Hornets sign Ish Smith (1 year, $4.5M)
The NBA's preeminent nomad adds a league-leading 12th team to his list of NBA employers. With Devonte' Graham headed to the Pelicans in a sign-and-trade, the Hornets needed a third guard, and while Smith is clearly a downgrade from Graham, especially as a jump shooter, he can fill that role more than capably.
Smith is one of the fastest players in the league, which should pair nicely with Charlotte's penchant for up-tempo basketball. And in the half court, he mitigates his lack of 3-point volume with a highly effective floater. Whether he can play in three-guard lineups with LaMelo Ball and Terry Rozier, as Graham did to great effect at various points last season, is another matter.

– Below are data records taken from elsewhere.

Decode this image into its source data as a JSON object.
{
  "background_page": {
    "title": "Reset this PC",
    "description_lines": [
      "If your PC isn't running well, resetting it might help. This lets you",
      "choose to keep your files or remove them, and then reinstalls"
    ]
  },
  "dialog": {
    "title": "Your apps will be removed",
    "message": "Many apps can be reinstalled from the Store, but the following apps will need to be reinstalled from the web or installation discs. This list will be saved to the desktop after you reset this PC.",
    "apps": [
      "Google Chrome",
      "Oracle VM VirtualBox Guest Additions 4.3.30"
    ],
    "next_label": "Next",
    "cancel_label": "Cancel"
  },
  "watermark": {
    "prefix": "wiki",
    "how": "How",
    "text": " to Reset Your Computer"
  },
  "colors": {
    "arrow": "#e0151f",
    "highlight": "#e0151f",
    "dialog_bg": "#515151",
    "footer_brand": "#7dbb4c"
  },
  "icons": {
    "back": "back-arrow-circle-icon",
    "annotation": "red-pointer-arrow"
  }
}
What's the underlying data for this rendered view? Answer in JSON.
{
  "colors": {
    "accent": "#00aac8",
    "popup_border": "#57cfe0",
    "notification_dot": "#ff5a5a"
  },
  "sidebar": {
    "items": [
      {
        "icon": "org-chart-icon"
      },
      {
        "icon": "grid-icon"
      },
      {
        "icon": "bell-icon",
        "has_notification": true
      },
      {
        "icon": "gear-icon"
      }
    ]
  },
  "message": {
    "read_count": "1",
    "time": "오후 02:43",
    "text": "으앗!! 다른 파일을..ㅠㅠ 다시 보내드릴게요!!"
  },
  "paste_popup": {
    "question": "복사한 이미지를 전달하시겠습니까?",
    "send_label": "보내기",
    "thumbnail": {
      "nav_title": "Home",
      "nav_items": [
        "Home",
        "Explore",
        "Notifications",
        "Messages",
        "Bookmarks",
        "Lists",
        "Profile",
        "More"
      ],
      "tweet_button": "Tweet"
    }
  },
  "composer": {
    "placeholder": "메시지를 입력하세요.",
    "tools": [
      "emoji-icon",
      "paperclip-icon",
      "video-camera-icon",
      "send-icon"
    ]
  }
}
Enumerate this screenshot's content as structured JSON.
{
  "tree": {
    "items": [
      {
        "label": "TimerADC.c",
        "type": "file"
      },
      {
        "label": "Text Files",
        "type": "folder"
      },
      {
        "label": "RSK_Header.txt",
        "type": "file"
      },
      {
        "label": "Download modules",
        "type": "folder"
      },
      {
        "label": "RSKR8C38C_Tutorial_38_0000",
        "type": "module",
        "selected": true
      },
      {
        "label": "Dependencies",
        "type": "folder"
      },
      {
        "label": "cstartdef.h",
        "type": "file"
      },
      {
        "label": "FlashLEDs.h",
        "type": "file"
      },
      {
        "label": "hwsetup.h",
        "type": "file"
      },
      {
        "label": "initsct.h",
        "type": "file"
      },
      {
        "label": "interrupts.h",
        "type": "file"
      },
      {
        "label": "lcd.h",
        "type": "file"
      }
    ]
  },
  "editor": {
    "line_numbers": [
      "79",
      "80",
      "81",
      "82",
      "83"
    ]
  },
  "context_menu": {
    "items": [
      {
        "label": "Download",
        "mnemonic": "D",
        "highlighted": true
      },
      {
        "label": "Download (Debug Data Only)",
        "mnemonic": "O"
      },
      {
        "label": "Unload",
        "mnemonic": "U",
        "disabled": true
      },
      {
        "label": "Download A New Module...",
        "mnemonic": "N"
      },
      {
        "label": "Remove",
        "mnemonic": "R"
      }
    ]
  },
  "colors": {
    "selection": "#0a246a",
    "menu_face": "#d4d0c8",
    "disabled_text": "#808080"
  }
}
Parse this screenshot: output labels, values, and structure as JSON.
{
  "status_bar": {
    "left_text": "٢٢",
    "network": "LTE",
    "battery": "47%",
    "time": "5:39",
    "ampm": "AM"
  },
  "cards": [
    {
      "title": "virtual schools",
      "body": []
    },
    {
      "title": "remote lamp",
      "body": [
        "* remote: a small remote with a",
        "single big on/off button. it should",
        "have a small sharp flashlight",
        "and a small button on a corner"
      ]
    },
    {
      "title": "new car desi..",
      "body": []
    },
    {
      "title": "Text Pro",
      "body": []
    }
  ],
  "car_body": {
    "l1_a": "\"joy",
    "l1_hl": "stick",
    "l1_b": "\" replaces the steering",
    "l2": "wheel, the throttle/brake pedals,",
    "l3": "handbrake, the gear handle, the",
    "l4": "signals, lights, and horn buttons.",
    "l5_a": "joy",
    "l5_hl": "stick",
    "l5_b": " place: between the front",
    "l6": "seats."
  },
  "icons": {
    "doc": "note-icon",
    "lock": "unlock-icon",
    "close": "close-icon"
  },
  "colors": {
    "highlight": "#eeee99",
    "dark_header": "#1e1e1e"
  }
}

Charlotte reportedly has a team option for a second year.
Knicks sign Taj Gibson (1 year, vet minimum)
After throwing gobs of money around Monday, the Knicks made a far quieter signing Tuesday, bringing back one of their most consistent contributors from last season for the minimum. Gibson, a longtime Tom Thibodeau favorite, was a stabilizing defensive force who played a big part in the team's stellar rim protection and rebounding. He's a creaky 36 and can't jump over a piece of paper at this point, but Thibs will always find a place for a guy with size and smarts.
Magic sign Robin Lopez (1 year, $5M)
Lopez had a really fun season with the Wizards last year. On top of being a reliable rim deterrent, he was literally the most efficient post scorer in the entire NBA. I'm just not entirely sure where he fits on a rebuilding Magic team that's trying to groom a pair of young centers in Wendell Carter Jr. and Mo Bamba. It's always nice to have a veteran to learn from, and having insurance is important, especially given Carter and Bamba's injury histories. But it's a strange place for Lopez to land, given the value he established last season and the future-focused mandate in Orlando.
Warriors sign Nemanja Bjelica (1 year, vet minimum)
Bjelica was pretty rough for the Heat after arriving in a deadline-day deal from the Kings last season, but he still brings pedigree as a stretch-big with some ball skills who's shot 38.7% from 3-point range for his career. He has some passing chops that should make him a decent fit in Golden State's motion offense, though the defensive end is another story. Having also signed Otto Porter for the minimum yesterday, the Warriors seem to be stocking up on buy-low shooters who may be in line for minor bounce-back seasons.
Heat sign Markieff Morris (1 year, vet minimum)
In case the Heat weren't already tough and physical enough, Morris is here to up the grime factor. He doesn't quite stretch the floor the way you'd like for a stretch-big, but the Heat can definitely use the frontcourt depth, and Morris is a solid defender who won't get in anybody's way.